自衛隊が駆けつけ警護をする場合、自衛隊の武器使用は「警察官職務執行法7条に準じる」とあり、このなかでは「武器使用は合理的に必要と判断される限度において」とされています。つまり、防衛出動以外の職務で武器を使用したときには、殺人罪で告発される場合もあるということです。この原則は自衛隊のみならず海上保安庁、警察も同様の武器使用規則で運用されており、告発されるリスクは存在しているのです。
刑法上の違法性を阻却しうる事由として、刑法35・37条があります。「35条:正当行為」そして、公安職の公務員の皆さんがよくご存知の「36条:正当防衛」、「37条:緊急避難」です。防衛出動や治安出動以外の自衛隊員の活動においても、武器使用を「35条の正当行為」として位置付ける必要があるのではないかと考えます。もちろん、海上保安庁や警察の正当な法執行活動でも同様の措置が必要です。
憲法上に規定がないと、様々なところに影響がでてきます。憲法に規定がないということは、国内の法律は憲法を超えられないわけですから、当然法律で規制することはできなくなります。 憲法を超えるような法律をつくろうとすれば、最終的に違憲立法審査にかかってしまうことになります。それでも何とかしようとすれば、超法規的措置や、倫理観に訴えるなどの空気で縛るというようなことになります。

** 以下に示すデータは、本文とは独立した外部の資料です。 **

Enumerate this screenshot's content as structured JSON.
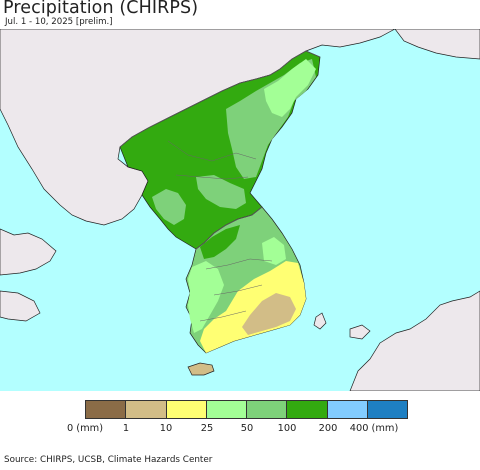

菅政権は、ワクチンの打ち手が集まらないという危機に見舞われたとき、医師・看護師以外の歯科医なども打てることにするという、超法規的措置をとりました。これは、ほとんど報道されませんでしたが、日本赤軍事件以来初の、超法規的措置です。
このようなことをするのは、大変です。かなりの勇気が要ります。しかし、このようなことも憲法上の規定があれば、それに基づく実定法がすぐできます。本来はそのように用意すべきものです。
平時において、予め憲法の規定をつくっておいて、それに基づく実定法のときには、どのような歯止めをするかという議論もできるはずです。そのようなことがなく、いざというときに超法規的措置を連発すれば、そちらの方がよほど危険です。
現状では、結果的に、超法規的措置に対してどう歯止めが効かせるのかという議論はありません。そのため「仕方なく超法規的措置でやる」というレベルです。これは、本来はあまり良いことではありません。
やはり、平時のときに、憲法の緊急事態条項をつくっておき、それに基づく実定法をつくっておくべきです。
やはり、平時のときに、憲法の緊急事態条項をつくっておき、それに基づく実定法をつくっておくべきです。
そうでないと、これからも様々な矛盾が生じてくることになります。